Faire alliance avec les linguistes pour avancer.

(J’espère que cet article ne sera pas lu comme un article patchwork mais compris comme un article qui met en évidence des relations positives qui peuvent et, à mon sens, devraient être plus souvent expérimentées entre différents domaines scientifiques. Dans cet article je me suis appuyé sur les avancées de la linguistique telles qu’elles sont rapportées aujourd’hui. Selon moi la grande et bénéfique controverse qui a nourri les points de vue antipodiques d’Einstein et de Bohr est essentiellement dû à l’idée très contrastée, que chacun d’entre eux se faisait, de la posture du sujet pensant, habité de toutes ses déterminations, dans sa quête de la compréhension-appropriation des lois qui gouvernent la nature.)     

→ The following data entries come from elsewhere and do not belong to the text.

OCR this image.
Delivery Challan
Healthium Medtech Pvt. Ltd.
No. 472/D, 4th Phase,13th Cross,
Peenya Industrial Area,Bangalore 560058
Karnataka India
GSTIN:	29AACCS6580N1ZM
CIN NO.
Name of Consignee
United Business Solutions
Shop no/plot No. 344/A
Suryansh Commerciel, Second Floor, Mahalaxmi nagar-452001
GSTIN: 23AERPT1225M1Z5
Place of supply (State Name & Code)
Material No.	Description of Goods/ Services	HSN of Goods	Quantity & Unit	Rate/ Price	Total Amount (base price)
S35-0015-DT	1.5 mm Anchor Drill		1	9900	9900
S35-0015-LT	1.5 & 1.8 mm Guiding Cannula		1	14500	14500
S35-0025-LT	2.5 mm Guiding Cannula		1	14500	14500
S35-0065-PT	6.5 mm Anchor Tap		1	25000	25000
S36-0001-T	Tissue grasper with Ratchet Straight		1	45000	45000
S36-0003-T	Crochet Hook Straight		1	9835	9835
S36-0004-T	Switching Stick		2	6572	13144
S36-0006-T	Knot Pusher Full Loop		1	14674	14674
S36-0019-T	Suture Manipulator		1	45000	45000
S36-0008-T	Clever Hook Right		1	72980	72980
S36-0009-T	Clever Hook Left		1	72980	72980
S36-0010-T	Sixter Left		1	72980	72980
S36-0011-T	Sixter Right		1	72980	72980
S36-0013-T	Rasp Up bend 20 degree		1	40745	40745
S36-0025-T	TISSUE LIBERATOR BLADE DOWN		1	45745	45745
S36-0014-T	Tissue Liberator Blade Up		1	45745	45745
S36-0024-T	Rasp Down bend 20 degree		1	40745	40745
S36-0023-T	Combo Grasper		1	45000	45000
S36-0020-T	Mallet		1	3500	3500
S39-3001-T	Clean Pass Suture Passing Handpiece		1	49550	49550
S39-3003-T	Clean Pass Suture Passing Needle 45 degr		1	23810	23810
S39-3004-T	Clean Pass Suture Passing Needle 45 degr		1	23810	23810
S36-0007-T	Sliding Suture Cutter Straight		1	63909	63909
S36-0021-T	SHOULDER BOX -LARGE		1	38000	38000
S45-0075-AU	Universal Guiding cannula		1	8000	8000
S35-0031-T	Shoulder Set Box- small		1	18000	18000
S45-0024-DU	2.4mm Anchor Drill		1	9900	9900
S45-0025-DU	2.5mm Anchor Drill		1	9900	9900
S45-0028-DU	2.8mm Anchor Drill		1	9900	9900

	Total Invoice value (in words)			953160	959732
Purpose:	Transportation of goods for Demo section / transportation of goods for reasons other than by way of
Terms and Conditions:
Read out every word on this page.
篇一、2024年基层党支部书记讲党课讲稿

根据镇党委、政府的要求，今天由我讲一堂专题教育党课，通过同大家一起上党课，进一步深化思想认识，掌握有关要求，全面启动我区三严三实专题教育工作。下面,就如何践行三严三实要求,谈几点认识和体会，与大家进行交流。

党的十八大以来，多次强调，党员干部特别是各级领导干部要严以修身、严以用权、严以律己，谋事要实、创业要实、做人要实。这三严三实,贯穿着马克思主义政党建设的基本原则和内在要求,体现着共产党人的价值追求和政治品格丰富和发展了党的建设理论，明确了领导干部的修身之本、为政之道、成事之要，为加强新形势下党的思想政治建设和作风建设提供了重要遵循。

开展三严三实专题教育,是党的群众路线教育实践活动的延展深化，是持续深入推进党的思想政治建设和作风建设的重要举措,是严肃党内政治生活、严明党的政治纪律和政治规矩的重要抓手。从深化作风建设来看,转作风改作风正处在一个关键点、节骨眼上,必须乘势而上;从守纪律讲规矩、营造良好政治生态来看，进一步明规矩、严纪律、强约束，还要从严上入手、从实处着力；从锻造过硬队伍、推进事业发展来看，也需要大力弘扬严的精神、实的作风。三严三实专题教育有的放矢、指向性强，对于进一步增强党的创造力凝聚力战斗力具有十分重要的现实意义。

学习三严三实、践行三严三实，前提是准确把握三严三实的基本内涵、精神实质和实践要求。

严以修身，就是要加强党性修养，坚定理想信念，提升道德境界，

En dehors de leurs conséquences physiques, je n’ai jamais eu l’occasion de rencontrer une analyse de ce qui a fait l’essentiel des positions antipodiques d’Einstein et Bohr, telles qu’elles se sont affirmées à l’occasion du débat EPR (1935). L’argument EPR étant tellement sur le mode affirmatif que l’on peut entendre l’auteur défier à l’envi celui, (ceux), qui oserait(ent) remettre en cause la logique, le bon sens classique, de ce qui est comme suit énoncé : «Chaque élément de la réalité physique doit avoir un correspondant dans la théorie physique ; [étant entendu que] si sans perturber le système en aucune façon, nous pouvons prédire avec certitude…la valeur d’une grandeur physique, alors il existe un élément de la réalité physique correspondant.» Il est clairement affirmé que la connaissance que nous avons des lois de la nature et de celles que nous devons encore conquérir ne peut déroger à la logique certaine qui est énoncée dans ces phrases ouvrant l’article EPR. C’est probablement excessif que d’établir un lien avec l’instruction cartésienne : ‘que la science nous rende maîtres et possesseurs  de la nature’, mais, selon Einstein, sur le plan intellectuel l’entreprise est déjà bien avancée. En effet, il est convaincu que depuis l’avènement de la physique moderne (Galilée) tous les progrès de la connaissance en physique ont été assurés grâce à des prélèvements concrets sur la réalité de ce qui ordonne la nature et donc à ce titre, lui et ses contemporains ont la mission de poursuivre ce processus d’addition et de mise en rapport logique des lois et des éléments de la ‘réalité’ au fur et à mesure qu’ils sont débusqués par les physiciens. .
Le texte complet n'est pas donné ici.